各モーターは、フェラーリのF1技術をそのまま採用したハルバッハ配列で、磁極の方向を最適配置することで特定の方向への磁場強度を最大化するタイプの永久磁石同期モーターを採用。フロントモーターの出力密度は3.23kW/kgで、ピーク出力時のエネルギー効率は93%に達する。リヤ・モーターの出力密度は4.8kW/kgだ。これらのモーターにはF1技術が投入され、超高回転、高効率得、しかも軽量である。
出力はフロントが2基合計で210kW(286ps)/最高回転数は3万rpmで、前輪には最大3500Nmの駆動力を与えることができる。リヤは2基合計で620kW(843ps)/最高回転数2万5500rpm。ローンチコントロール使用時は、後輪に最大8000Nmという信じがたい駆動力が発生する。


通常モードでは常時4WDで走行するが、前後左右の各輪に最適な駆動力配分が行なわれる。eモードの場合、高速走行などではフロント部は機械的に遮断され、後輪駆動で走行し、エネルギーロスを最小化することができる。
フロントはモーターと減速ギヤと一体化したユニットで、9kgと軽量。そしてSiCインバーターは最大300kWを発揮できる。社内で組み立てられるバッテリーパックのエネルギー密度は195kW/kgと世界最高水準に達し、もちろん、バッテリーパックの温度、性能を管理するための冷却システムも内蔵している。
モーターでの走行モードは、航続距離重視のレンジ、通常走行時のツアー、スポーツ走行向けのパワーという3モードを持ち、パワー、エネルギー制御、駆動力を最適にコントロールすることができる。なお加速性能は5段階のモータートルクが設定されており、ドライバーが右パドルで任意に選択できるようになっている。一方、左のパドルは回生ブレーキの強さを選択することができる。

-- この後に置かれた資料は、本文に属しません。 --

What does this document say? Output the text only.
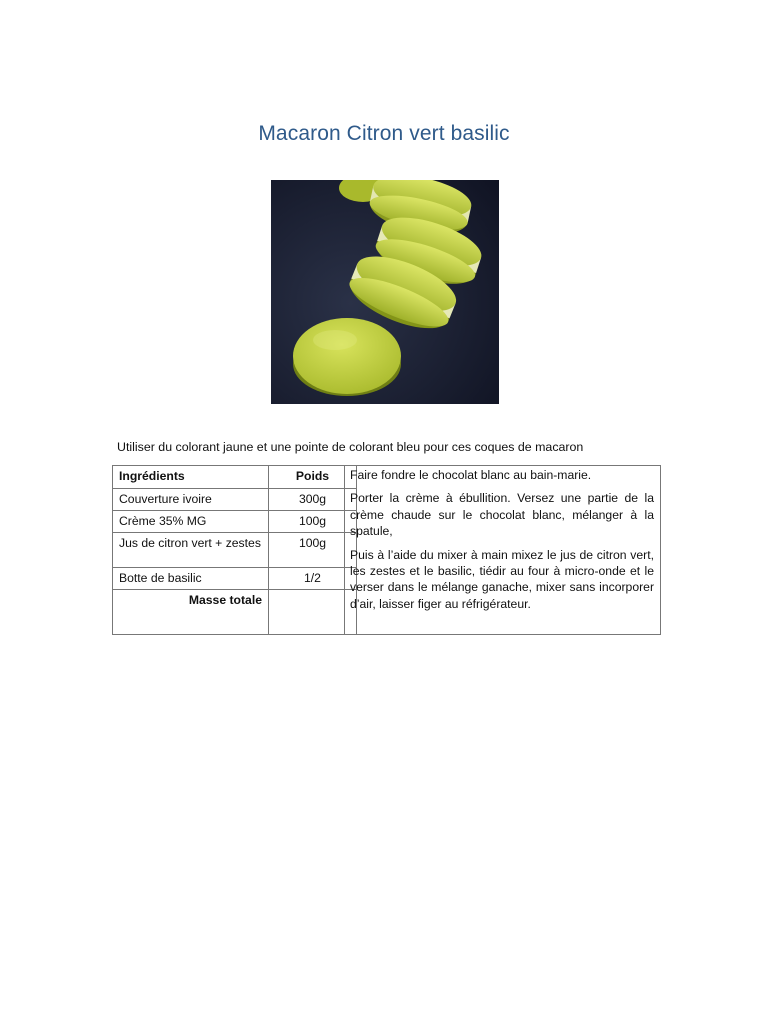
Macaron Citron vert basilic
Utiliser du colorant jaune et une pointe de colorant bleu pour ces coques de macaron
Ingrédients	Poids
Couverture ivoire	300g
Crème 35% MG	100g
Jus de citron vert + zestes	100g
Botte de basilic	1/2
Masse totale	

Faire fondre le chocolat blanc au bain-marie.

Porter la crème à ébullition. Versez une partie de la crème chaude sur le chocolat blanc, mélanger à la spatule,

Puis à l’aide du mixer à main mixez le jus de citron vert, les zestes et le basilic, tiédir au four à micro-onde et le verser dans le mélange ganache, mixer sans incorporer d’air, laisser figer au réfrigérateur.
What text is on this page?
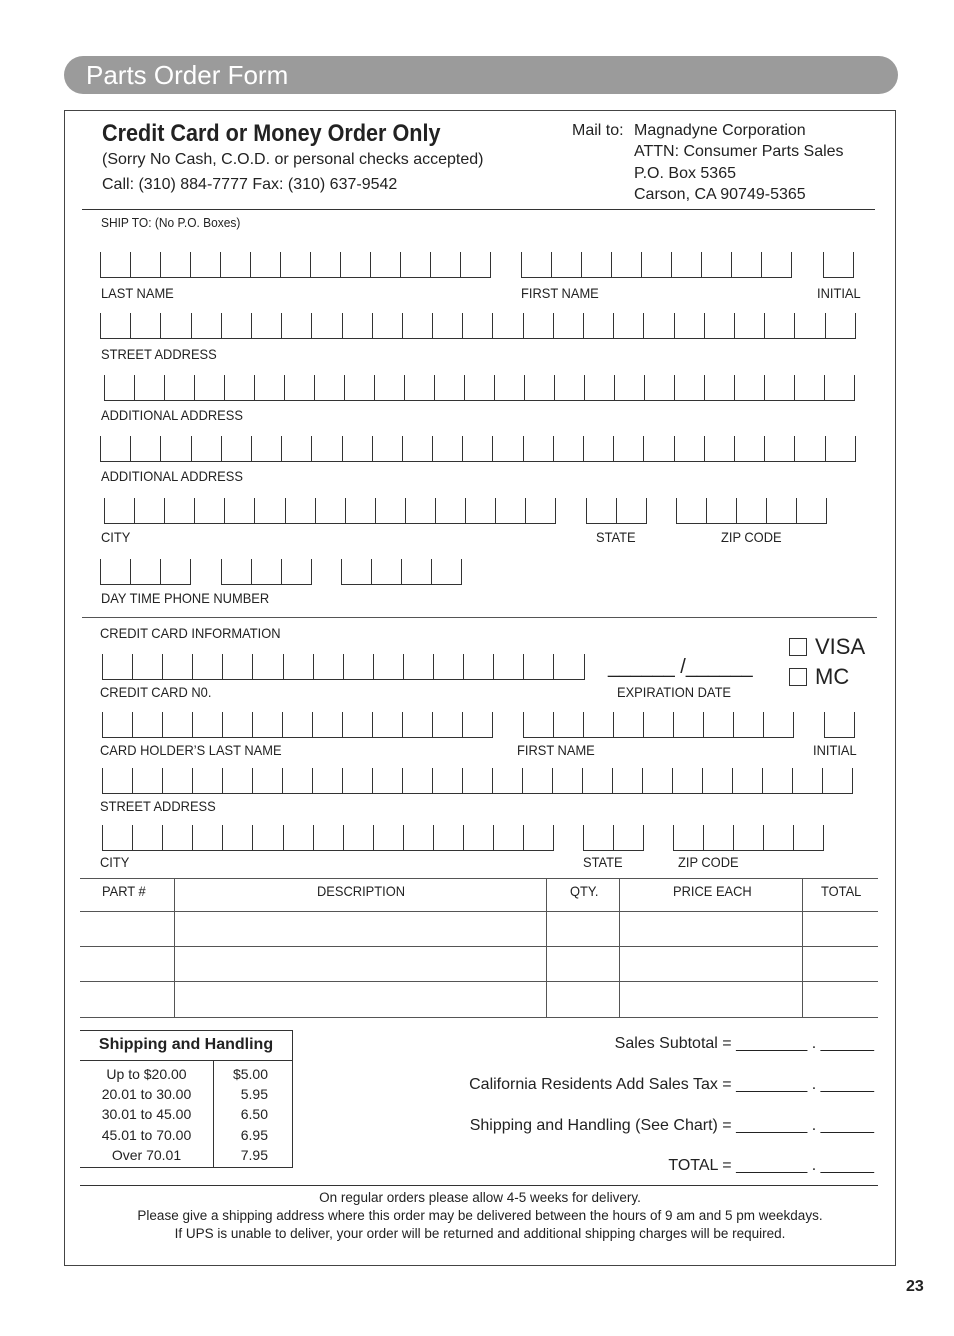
Parts Order Form
Credit Card or Money Order Only
(Sorry No Cash, C.O.D. or personal checks accepted)
Call: (310) 884-7777 Fax: (310) 637-9542
Mail to: Magnadyne Corporation
ATTN: Consumer Parts Sales
P.O. Box 5365
Carson, CA 90749-5365
SHIP TO: (No P.O. Boxes)
LAST NAME	FIRST NAME	INITIAL
STREET ADDRESS
ADDITIONAL ADDRESS
ADDITIONAL ADDRESS
CITY	STATE	ZIP CODE
DAY TIME PHONE NUMBER
CREDIT CARD INFORMATION
______ /______
CREDIT CARD N0.	EXPIRATION DATE
VISA
MC
CARD HOLDER’S LAST NAME	FIRST NAME	INITIAL
STREET ADDRESS
CITY	STATE	ZIP CODE
PART #	DESCRIPTION	QTY.	PRICE EACH	TOTAL
Shipping and Handling
Up to $20.00	$5.00
20.01 to 30.00	5.95
30.01 to 45.00	6.50
45.01 to 70.00	6.95
Over 70.01	7.95
Sales Subtotal = ________ . ______
California Residents Add Sales Tax = ________ . ______
Shipping and Handling (See Chart) = ________ . ______
TOTAL = ________ . ______
On regular orders please allow 4-5 weeks for delivery.
Please give a shipping address where this order may be delivered between the hours of 9 am and 5 pm weekdays.
If UPS is unable to deliver, your order will be returned and additional shipping charges will be required.
23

電動化されたフェラーリは、あのエンジンの高周波サウンドを失うが、その代わりに高精度センサーがパワートレイン各部の機械的な振動を検知し、それを電気的に増幅させることでダイナミックな走行状況をドライバーにリアルタイムでフィードバックさせるようにしている。

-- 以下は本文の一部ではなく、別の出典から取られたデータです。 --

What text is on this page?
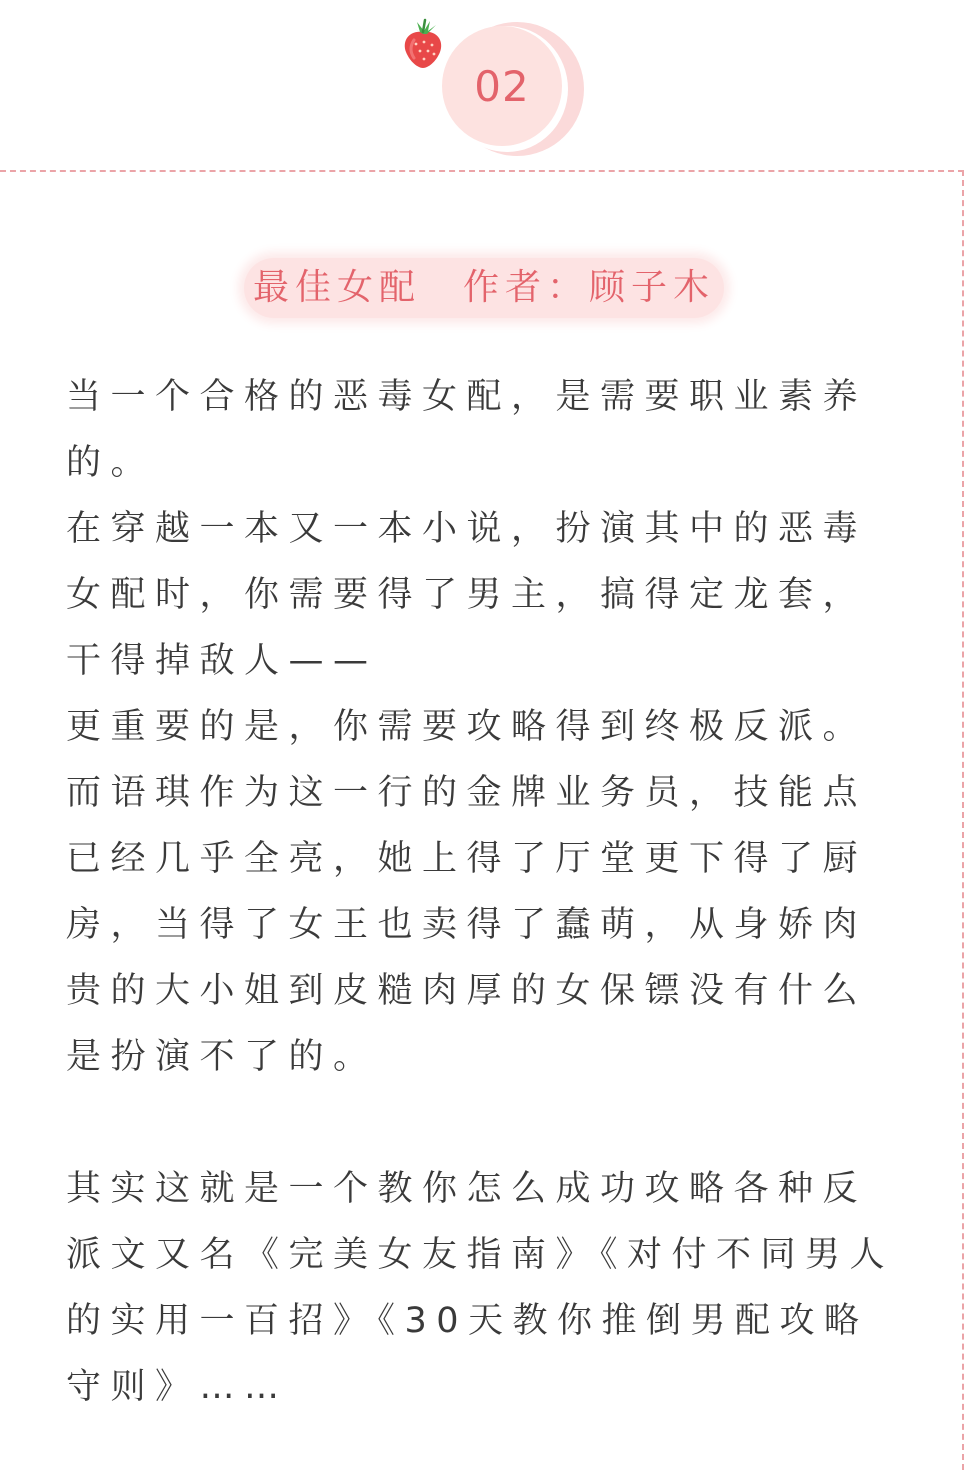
02
最佳女配　作者：顾子木

当一个合格的恶毒女配，是需要职业素养的。

在穿越一本又一本小说，扮演其中的恶毒女配时，你需要得了男主，搞得定龙套，干得掉敌人——

更重要的是，你需要攻略得到终极反派。

而语琪作为这一行的金牌业务员，技能点已经几乎全亮，她上得了厅堂更下得了厨房，当得了女王也卖得了蠢萌，从身娇肉贵的大小姐到皮糙肉厚的女保镖没有什么是扮演不了的。

其实这就是一个教你怎么成功攻略各种反派文又名《完美女友指南》《对付不同男人的实用一百招》《30天教你推倒男配攻略守则》……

この結果、ドライバーはリアルな没入感のあるサウンドを体感することができる。一般的な電子合成のエンジンサウンドではなく、フェラーリはリアルなサウンドを活用しているのが特長である。なお通常走行時は極めて静粛に走行し、急加速時やパドルを操作するとサウンドが発生するようにしている。
「エレットリカ」のシャシーはホイールベースを2960mmとし、ドライバーの着座位置はフロントアクスル寄りに前進しており、このため、ダイナミックなフィードバックがより体感でき、同時に十分なスペース、快適性を確保している。
ただし、このレイアウトでは前方衝突時のエネルギー吸収性能に課題があるため、「エレットリカ」は、フロントのタワー部でも衝突エネルギーを受け止め、同時にフロントのe-アクスルで衝突エネルギーを分散させる役割を備えている。

最高880V、容量122kWhのバッテリーパックはフロア下部に搭載され、これにより低重心化と重量軽減としている。なお、バッテリーパックとサイドシルの間には隙間が設けられ、衝突時のエネルギーはサイドシルが負担し、バッテリーが保護されるようになっている。
車両制御ユニットは1秒間に200回のデータ更新を繰り返し、サスペンション、駆動力、ステアリング舵角を予測制御することが可能だ。これにより卓越した俊敏性、安定性、そして意ののままのハンドリング性能が実現している。

そしてサスペンションには第3世代となる48V電源によるアクティブ・サスペンションを採用。これにより、乗り心地の向上はもちろん、ボディのロールやピッチコントロール、コーナリング時の4輪に最適な荷重配分を瞬時に行なうことで運動性能を大幅に高めることができるわけだ。
「エレットリカ」の動力性能は0-100km/h加速が2.5秒、最高速度は310km/h。最高出力はブーストモードでは1000psに達する。また、航続距離は約530kmとなっている。
新型「エレットリカ」は2026年初頭には、エクステリアやインテリアの一部が公開され、春頃にワールドプレミアが行なわれる予定になっている。